A new programming language developed by researchers at the Massachusetts Institute of Technology (MIT) is claiming to be able to increase the speed of big data processing by up to four times.
Called Milk, the language allows application developers to manage memory more efficiently in programs that deal with scattered data points in large data sets. In tests conducted using several common algorithms, programs written in the new language were shown to be four times as fast as those written in existing languages, but the researchers behind the language believe that further work will result in even larger gains.
Milk is intended to solve one of the biggest barriers to successful implementation of big data analytics processes – how efficiently programs gather the relevant data.
MIT explained that traditional memory management is based on the 'principle of locality' – that is, if a program requires a certain piece of data stored in a specific location, it is also likely to need the neighbouring data, so it will fetch this at the same time.
However, this assumption no longer applies in the era of big data, where programs frequently require scattered chunks of data that are stored arbitrarily across huge data sets. Since fetching data from their main memory banks is the major performance bottleneck in today’s computer chips, having to do this more frequently can lead to major performance issues.
Vladimir Kiriansky, a PhD student in electrical engineering and computer science and first author on the new paper, explained that returning to the main memory bank for each piece of information is highly inefficient. He said: "It's as if every time you want a spoonful of cereal, you open the fridge, open the milk carton, pour a spoonful of milk, close the carton, and put it back in the fridge."
The new programming language aims to overcome this limitation through the use of batch processing, by adding a few commands to OpenMP, an extension of languages such as C and Fortran that makes it easier to write code for multicore processors.
When using the language, a programmer then adds a few lines of code around any instruction that iterates through a large data collection looking for a comparatively small number of items. Milk’s compiler then figures out how to manage memory accordingly.

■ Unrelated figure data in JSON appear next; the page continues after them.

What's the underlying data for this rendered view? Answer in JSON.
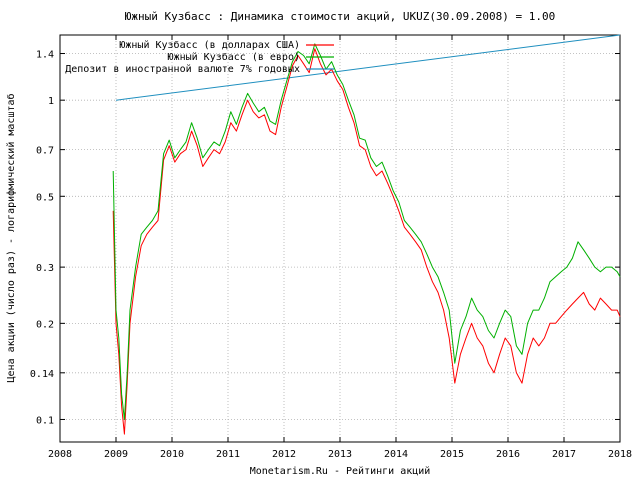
{
  "chart_data": {
    "type": "line",
    "title": "Южный Кузбасс : Динамика стоимости акций, UKUZ(30.09.2008) = 1.00",
    "xlabel": "Monetarism.Ru - Рейтинги акций",
    "ylabel": "Цена акции (число раз) - логарифмический масштаб",
    "x_scale": "linear",
    "y_scale": "log",
    "xlim": [
      2008,
      2018
    ],
    "ylim": [
      0.085,
      1.6
    ],
    "x_ticks": [
      "2008",
      "2009",
      "2010",
      "2011",
      "2012",
      "2013",
      "2014",
      "2015",
      "2016",
      "2017",
      "2018"
    ],
    "y_ticks": [
      "0.1",
      "0.14",
      "0.2",
      "0.3",
      "0.5",
      "0.7",
      "1",
      "1.4"
    ],
    "grid": true,
    "legend_position": "top-left",
    "series": [
      {
        "name": "Южный Кузбасс (в долларах США)",
        "color": "#ff0000",
        "x": [
          2008.95,
          2009.0,
          2009.05,
          2009.1,
          2009.15,
          2009.2,
          2009.25,
          2009.35,
          2009.45,
          2009.55,
          2009.65,
          2009.75,
          2009.85,
          2009.95,
          2010.05,
          2010.15,
          2010.25,
          2010.35,
          2010.45,
          2010.55,
          2010.65,
          2010.75,
          2010.85,
          2010.95,
          2011.05,
          2011.15,
          2011.25,
          2011.35,
          2011.45,
          2011.55,
          2011.65,
          2011.75,
          2011.85,
          2011.95,
          2012.05,
          2012.15,
          2012.25,
          2012.35,
          2012.45,
          2012.55,
          2012.65,
          2012.75,
          2012.85,
          2012.95,
          2013.05,
          2013.15,
          2013.25,
          2013.35,
          2013.45,
          2013.55,
          2013.65,
          2013.75,
          2013.85,
          2013.95,
          2014.05,
          2014.15,
          2014.25,
          2014.35,
          2014.45,
          2014.55,
          2014.65,
          2014.75,
          2014.85,
          2014.95,
          2015.05,
          2015.15,
          2015.25,
          2015.35,
          2015.45,
          2015.55,
          2015.65,
          2015.75,
          2015.85,
          2015.95,
          2016.05,
          2016.15,
          2016.25,
          2016.35,
          2016.45,
          2016.55,
          2016.65,
          2016.75,
          2016.85,
          2016.95,
          2017.05,
          2017.15,
          2017.25,
          2017.35,
          2017.45,
          2017.55,
          2017.65,
          2017.75,
          2017.85,
          2017.95,
          2018.0
        ],
        "values": [
          0.45,
          0.2,
          0.16,
          0.11,
          0.09,
          0.13,
          0.2,
          0.28,
          0.35,
          0.38,
          0.4,
          0.42,
          0.65,
          0.72,
          0.64,
          0.68,
          0.7,
          0.8,
          0.72,
          0.62,
          0.66,
          0.7,
          0.68,
          0.74,
          0.85,
          0.8,
          0.9,
          1.0,
          0.92,
          0.88,
          0.9,
          0.8,
          0.78,
          0.95,
          1.1,
          1.28,
          1.38,
          1.3,
          1.22,
          1.45,
          1.3,
          1.2,
          1.25,
          1.15,
          1.08,
          0.95,
          0.85,
          0.72,
          0.7,
          0.62,
          0.58,
          0.6,
          0.55,
          0.5,
          0.45,
          0.4,
          0.38,
          0.36,
          0.34,
          0.3,
          0.27,
          0.25,
          0.22,
          0.18,
          0.13,
          0.16,
          0.18,
          0.2,
          0.18,
          0.17,
          0.15,
          0.14,
          0.16,
          0.18,
          0.17,
          0.14,
          0.13,
          0.16,
          0.18,
          0.17,
          0.18,
          0.2,
          0.2,
          0.21,
          0.22,
          0.23,
          0.24,
          0.25,
          0.23,
          0.22,
          0.24,
          0.23,
          0.22,
          0.22,
          0.21
        ]
      },
      {
        "name": "Южный Кузбасс (в евро)",
        "color": "#00b000",
        "x": [
          2008.95,
          2009.0,
          2009.05,
          2009.1,
          2009.15,
          2009.2,
          2009.25,
          2009.35,
          2009.45,
          2009.55,
          2009.65,
          2009.75,
          2009.85,
          2009.95,
          2010.05,
          2010.15,
          2010.25,
          2010.35,
          2010.45,
          2010.55,
          2010.65,
          2010.75,
          2010.85,
          2010.95,
          2011.05,
          2011.15,
          2011.25,
          2011.35,
          2011.45,
          2011.55,
          2011.65,
          2011.75,
          2011.85,
          2011.95,
          2012.05,
          2012.15,
          2012.25,
          2012.35,
          2012.45,
          2012.55,
          2012.65,
          2012.75,
          2012.85,
          2012.95,
          2013.05,
          2013.15,
          2013.25,
          2013.35,
          2013.45,
          2013.55,
          2013.65,
          2013.75,
          2013.85,
          2013.95,
          2014.05,
          2014.15,
          2014.25,
          2014.35,
          2014.45,
          2014.55,
          2014.65,
          2014.75,
          2014.85,
          2014.95,
          2015.05,
          2015.15,
          2015.25,
          2015.35,
          2015.45,
          2015.55,
          2015.65,
          2015.75,
          2015.85,
          2015.95,
          2016.05,
          2016.15,
          2016.25,
          2016.35,
          2016.45,
          2016.55,
          2016.65,
          2016.75,
          2016.85,
          2016.95,
          2017.05,
          2017.15,
          2017.25,
          2017.35,
          2017.45,
          2017.55,
          2017.65,
          2017.75,
          2017.85,
          2017.95,
          2018.0
        ],
        "values": [
          0.6,
          0.22,
          0.18,
          0.12,
          0.1,
          0.14,
          0.22,
          0.3,
          0.38,
          0.4,
          0.42,
          0.45,
          0.68,
          0.75,
          0.66,
          0.7,
          0.74,
          0.85,
          0.76,
          0.66,
          0.7,
          0.74,
          0.72,
          0.8,
          0.92,
          0.84,
          0.95,
          1.05,
          0.98,
          0.92,
          0.95,
          0.86,
          0.84,
          1.0,
          1.15,
          1.32,
          1.42,
          1.38,
          1.3,
          1.5,
          1.38,
          1.25,
          1.32,
          1.2,
          1.12,
          1.0,
          0.9,
          0.76,
          0.75,
          0.66,
          0.62,
          0.64,
          0.58,
          0.52,
          0.48,
          0.42,
          0.4,
          0.38,
          0.36,
          0.33,
          0.3,
          0.28,
          0.25,
          0.22,
          0.15,
          0.19,
          0.21,
          0.24,
          0.22,
          0.21,
          0.19,
          0.18,
          0.2,
          0.22,
          0.21,
          0.17,
          0.16,
          0.2,
          0.22,
          0.22,
          0.24,
          0.27,
          0.28,
          0.29,
          0.3,
          0.32,
          0.36,
          0.34,
          0.32,
          0.3,
          0.29,
          0.3,
          0.3,
          0.29,
          0.28
        ]
      },
      {
        "name": "Депозит в иностранной валюте 7% годовых",
        "color": "#1f8fbf",
        "x": [
          2009.0,
          2018.0
        ],
        "values": [
          1.0,
          1.6
        ]
      }
    ]
  }
}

Using Milk, when a core needs a piece of data, instead of requesting it – and any adjacent data – from main memory, it adds the data item's address to a locally stored list of addresses. When this list is long enough, all the chip's cores pool their lists, group together those addresses that are near each other and redistribute them to the cores. This means that each core requests only data items that it knows it needs and that can be retrieved efficiently.
Matei Zaharia, an assistant professor of computer science at Stanford University, noted that although many of today's applications are highly data-intensive, the gap in performance between memory and CPU means they are not able to fully utilise current hardware.
"Milk helps to address this gap by optimising memory access in common programming constructs. The work combines detailed knowledge about the design of memory controllers with knowledge about compilers to implement good optimisations for current hardware," he added.